Similarly, State Street aims to provide custody and transfer agency services — services that track ownership of assets — to companies that offer tokenized assets to investors. It could also offer a service that helps clients manage the process of using tokenized assets as collateral, which would make these blockchain-based assets more useful to traders and drive adoption.

“Our plan is to offer these services to clients in phases through 2026, starting with custody, subject to regulatory approval,” said Donna Milrod, chief product officer at State Street.

At the same time, cryptocurrency companies are looking for ways to avoid being completely squeezed out by Wall Street, and they believe that many banks will want to work with cryptocurrency companies, at least initially, to build infrastructure or outsource services.

Coinbase, the largest cryptocurrency exchange in the United States, wrote to U.S. banking regulators earlier this month, urging them to allow banks to launch cryptocurrency custody and trading services by outsourcing parts of these operations to cryptocurrency companies. Brett Tejpaul, head of Coinbase Institutional, said in an interview that he is in two days of intensive meetings this week to negotiate with 10 U.S. banks.

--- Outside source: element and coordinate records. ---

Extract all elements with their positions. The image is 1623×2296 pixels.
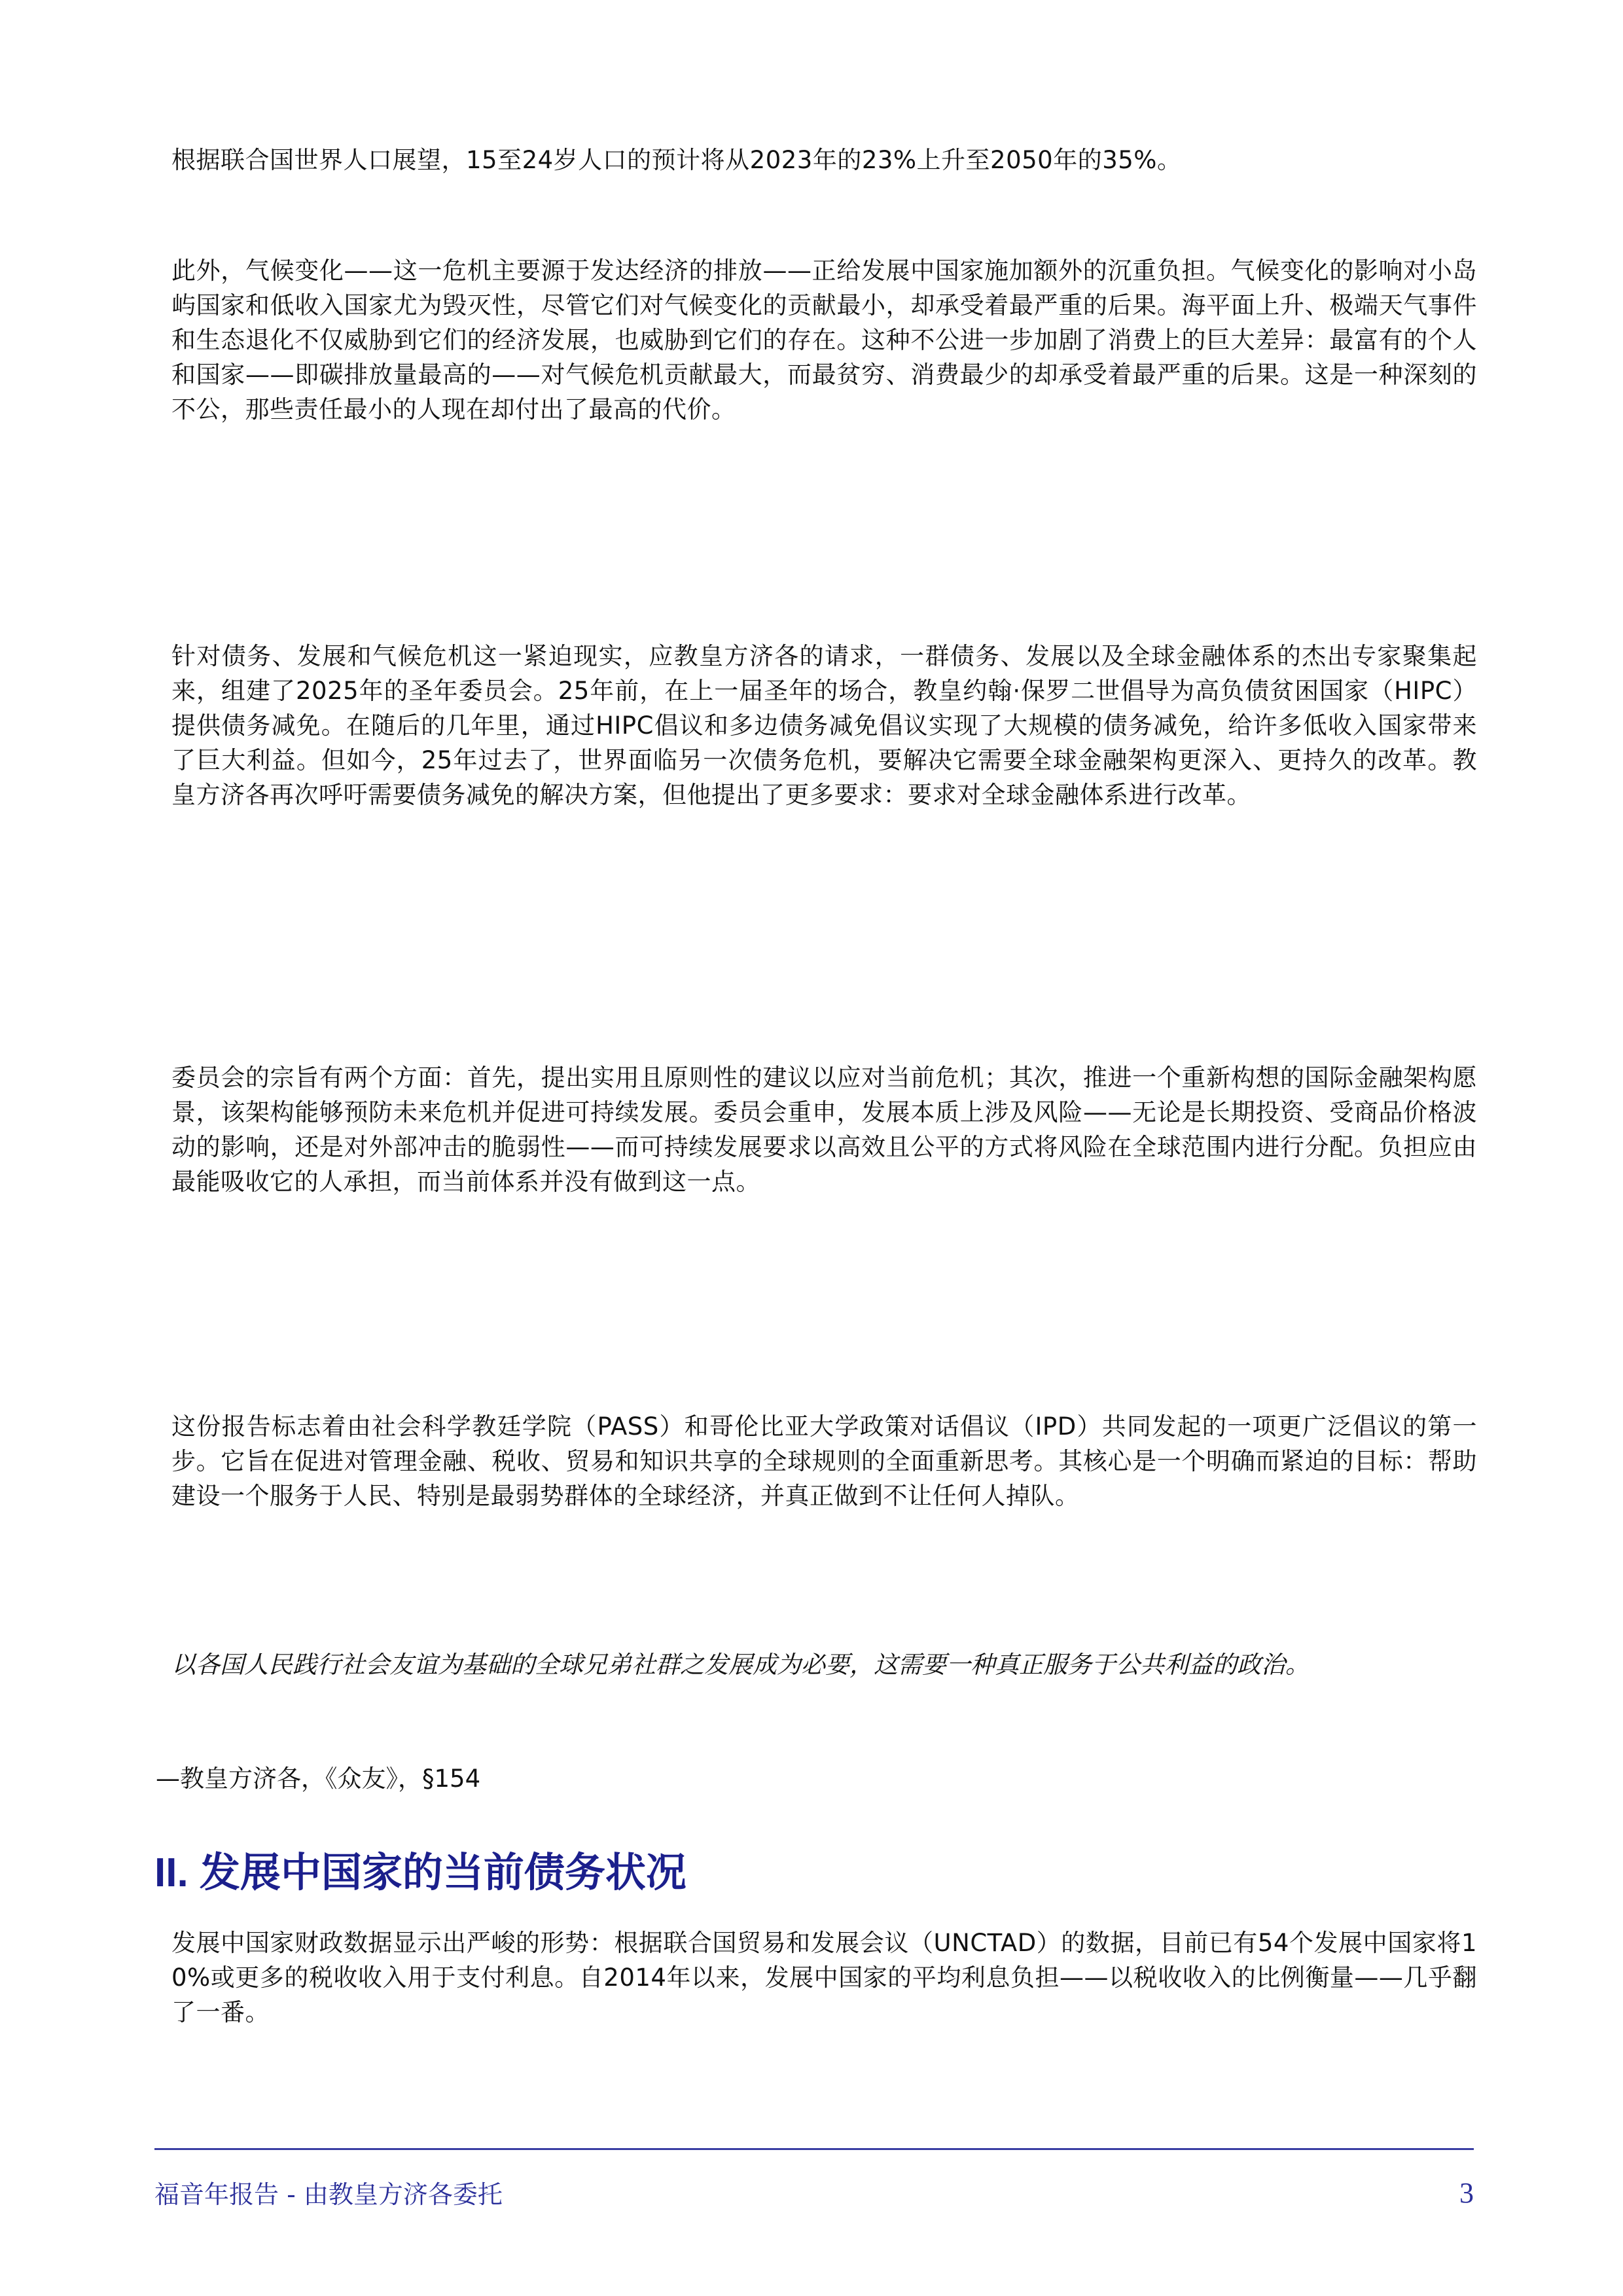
paragraph-climate-change: 此外，气候变化——这一危机主要源于发达经济的排放——正给发展中国家施加额外的沉重负担。气候变化的影响对小岛屿国家和低收入国家尤为毁灭性，尽管它们对气候变化的贡献最小，却承受着最严重的后果。海平面上升、极端天气事件和生态退化不仅威胁到它们的经济发展，也威胁到它们的存在。这种不公进一步加剧了消费上的巨大差异：最富有的个人和国家——即碳排放量最高的——对气候危机贡献最大，而最贫穷、消费最少的却承受着最严重的后果。这是一种深刻的不公，那些责任最小的人现在却付出了最高的代价。 [171, 257, 1477, 423]
footer-divider [154, 2148, 1474, 2150]
paragraph-commission-purpose: 委员会的宗旨有两个方面：首先，提出实用且原则性的建议以应对当前危机；其次，推进一个重新构想的国际金融架构愿景，该架构能够预防未来危机并促进可持续发展。委员会重申，发展本质上涉及风险——无论是长期投资、受商品价格波动的影响，还是对外部冲击的脆弱性——而可持续发展要求以高效且公平的方式将风险在全球范围内进行分配。负担应由最能吸收它的人承担，而当前体系并没有做到这一点。 [171, 1064, 1477, 1196]
paragraph-report-initiative: 这份报告标志着由社会科学教廷学院（PASS）和哥伦比亚大学政策对话倡议（IPD）共同发起的一项更广泛倡议的第一步。它旨在促进对管理金融、税收、贸易和知识共享的全球规则的全面重新思考。其核心是一个明确而紧迫的目标：帮助建设一个服务于人民、特别是最弱势群体的全球经济，并真正做到不让任何人掉队。 [171, 1412, 1477, 1510]
footer-title: 福音年报告 - 由教皇方济各委托 [154, 2180, 503, 2209]
paragraph-debt-situation: 发展中国家财政数据显示出严峻的形势：根据联合国贸易和发展会议（UNCTAD）的数据，目前已有54个发展中国家将10%或更多的税收收入用于支付利息。自2014年以来，发展中国家的平均利息负担——以税收收入的比例衡量——几乎翻了一番。 [171, 1929, 1477, 2026]
section-heading: II. 发展中国家的当前债务状况 [154, 1850, 687, 1895]
paragraph-population-outlook: 根据联合国世界人口展望，15至24岁人口的预计将从2023年的23%上升至2050年的35%。 [171, 146, 1182, 174]
quote-attribution: —教皇方济各，《众友》，§154 [156, 1765, 481, 1793]
page-number: 3 [1459, 2177, 1474, 2209]
paragraph-jubilee-commission: 针对债务、发展和气候危机这一紧迫现实，应教皇方济各的请求，一群债务、发展以及全球金融体系的杰出专家聚集起来，组建了2025年的圣年委员会。25年前，在上一届圣年的场合，教皇约翰·保罗二世倡导为高负债贫困国家（HIPC）提供债务减免。在随后的几年里，通过HIPC倡议和多边债务减免倡议实现了大规模的债务减免，给许多低收入国家带来了巨大利益。但如今，25年过去了，世界面临另一次债务危机，要解决它需要全球金融架构更深入、更持久的改革。教皇方济各再次呼吁需要债务减免的解决方案，但他提出了更多要求：要求对全球金融体系进行改革。 [171, 642, 1477, 809]
pope-quote: 以各国人民践行社会友谊为基础的全球兄弟社群之发展成为必要，这需要一种真正服务于公共利益的政治。 [171, 1651, 1310, 1679]
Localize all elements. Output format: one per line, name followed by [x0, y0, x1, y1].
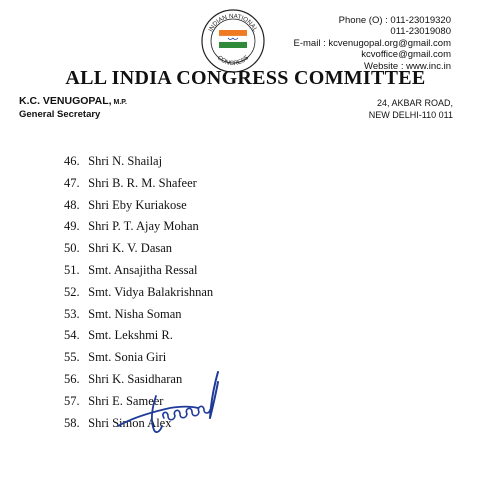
member-name: Shri N. Shailaj: [88, 154, 163, 168]
member-name: Shri Simon Alex: [88, 415, 172, 430]
list-item: [64, 173, 213, 195]
item-number: 52.: [64, 284, 80, 299]
member-name: Smt. Nisha Soman: [88, 306, 182, 321]
member-name: Shri K. V. Dasan: [88, 241, 173, 256]
member-name: Shri E. Sameer: [88, 393, 164, 408]
list-item: [64, 347, 213, 369]
item-number: 55.: [64, 350, 80, 365]
list-item: [64, 151, 213, 173]
address-line-1: 24, AKBAR ROAD,: [376, 98, 453, 108]
item-number: 47.: [64, 175, 80, 190]
svg-text:INDIAN NATIONAL: INDIAN NATIONAL: [207, 12, 259, 33]
list-item: [64, 282, 213, 304]
organization-title: ALL INDIA CONGRESS COMMITTEE: [65, 67, 426, 89]
member-name: Shri P. T. Ajay Mohan: [88, 219, 199, 234]
list-item: [64, 238, 213, 260]
signatory-name: [19, 95, 127, 109]
signatory-block: [19, 95, 127, 121]
congress-flag-logo-icon: [200, 8, 266, 74]
item-number: 50.: [64, 241, 80, 256]
contact-details: [294, 15, 451, 72]
member-name: Shri Eby Kuriakose: [88, 197, 187, 212]
signatory-name-text: K.C. VENUGOPAL,: [19, 95, 112, 107]
member-name: Smt. Vidya Balakrishnan: [88, 284, 214, 299]
item-number: 48.: [64, 197, 80, 212]
signatory-suffix: M.P.: [111, 99, 127, 106]
item-number: 58.: [64, 415, 80, 430]
list-item: [64, 304, 213, 326]
list-item: [64, 260, 213, 282]
item-number: 46.: [64, 154, 80, 168]
item-number: 53.: [64, 306, 80, 321]
email-primary: E-mail : kcvenugopal.org@gmail.com: [293, 37, 451, 49]
member-name: Smt. Lekshmi R.: [88, 328, 173, 343]
list-item: [64, 216, 213, 238]
email-secondary: kcvoffice@gmail.com: [361, 49, 451, 61]
website: Website : www.inc.in: [364, 60, 451, 72]
svg-text:CONGRESS: CONGRESS: [215, 54, 251, 68]
signature-icon: [112, 368, 242, 438]
item-number: 57.: [64, 393, 80, 408]
office-address: [369, 97, 453, 121]
member-name: Smt. Ansajitha Ressal: [88, 262, 198, 277]
list-item: [64, 195, 213, 217]
member-name: Smt. Sonia Giri: [88, 350, 167, 365]
member-name: Shri B. R. M. Shafeer: [88, 175, 197, 190]
phone-primary: Phone (O) : 011-23019320: [338, 15, 451, 26]
signatory-designation: General Secretary: [19, 109, 101, 120]
item-number: 56.: [64, 371, 80, 386]
member-name: Shri K. Sasidharan: [88, 371, 183, 386]
list-item: [64, 325, 213, 347]
phone-secondary: 011-23019080: [390, 26, 451, 38]
item-number: 54.: [64, 328, 80, 343]
item-number: 51.: [64, 262, 80, 277]
item-number: 49.: [64, 219, 80, 234]
address-line-2: NEW DELHI-110 011: [368, 110, 453, 120]
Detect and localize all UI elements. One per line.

However, product launches from many of the largest banks won’t happen immediately. For example, State Street still needs approval from the Federal Reserve to launch digital asset custody services in the U.S., Milrod said.

Trading Springboard

Once banks have cryptocurrency custody services, it could pave the way for launching more services such as cryptocurrency trading and lending, as well as prime brokerage, a range of trading and other services for large clients such as hedge funds. This would put banks more firmly in the realm of large cryptocurrency companies.

Trading giant Goldman Sachs made a splash when it launched a cryptocurrency trading unit in 2021, but the bank still doesn’t trade cryptocurrencies directly. Instead, it trades cryptocurrency derivatives, which are settled only in cash, not actual cryptocurrencies, as well as CME-listed bitcoin and ethereum futures.

Likewise, Citigroup trades CME bitcoin futures only in an agent capacity, meaning it facilitates client trades but does not use its own capital, according to a spokesperson for the bank.

But banks still have a long way to go in trading activities compared to offering custody services. An expansion into trading cryptocurrencies directly, while potentially more lucrative than custody, would face more regulatory scrutiny because trading and lending are often riskier for banks than simply overseeing clients’ cryptocurrencies.

And just because banks are allowed to do something doesn’t mean they will — the volatility of cryptocurrencies could make it expensive to meet the strict regulatory capital requirements faced by large banks, which will need to decide whether trading cryptocurrencies is the best use of their resources.

To trade cryptocurrencies directly, Goldman would need approval from its primary regulator, the Federal Reserve, according to two people familiar with its digital asset plans. It would also need a BitLicense from the New York State Department of Financial Services to offer cryptocurrency services in New York.

Goldman will also evaluate whether it makes business sense to enter spot cryptocurrency trading, one of the people said. A Goldman spokesman declined to comment.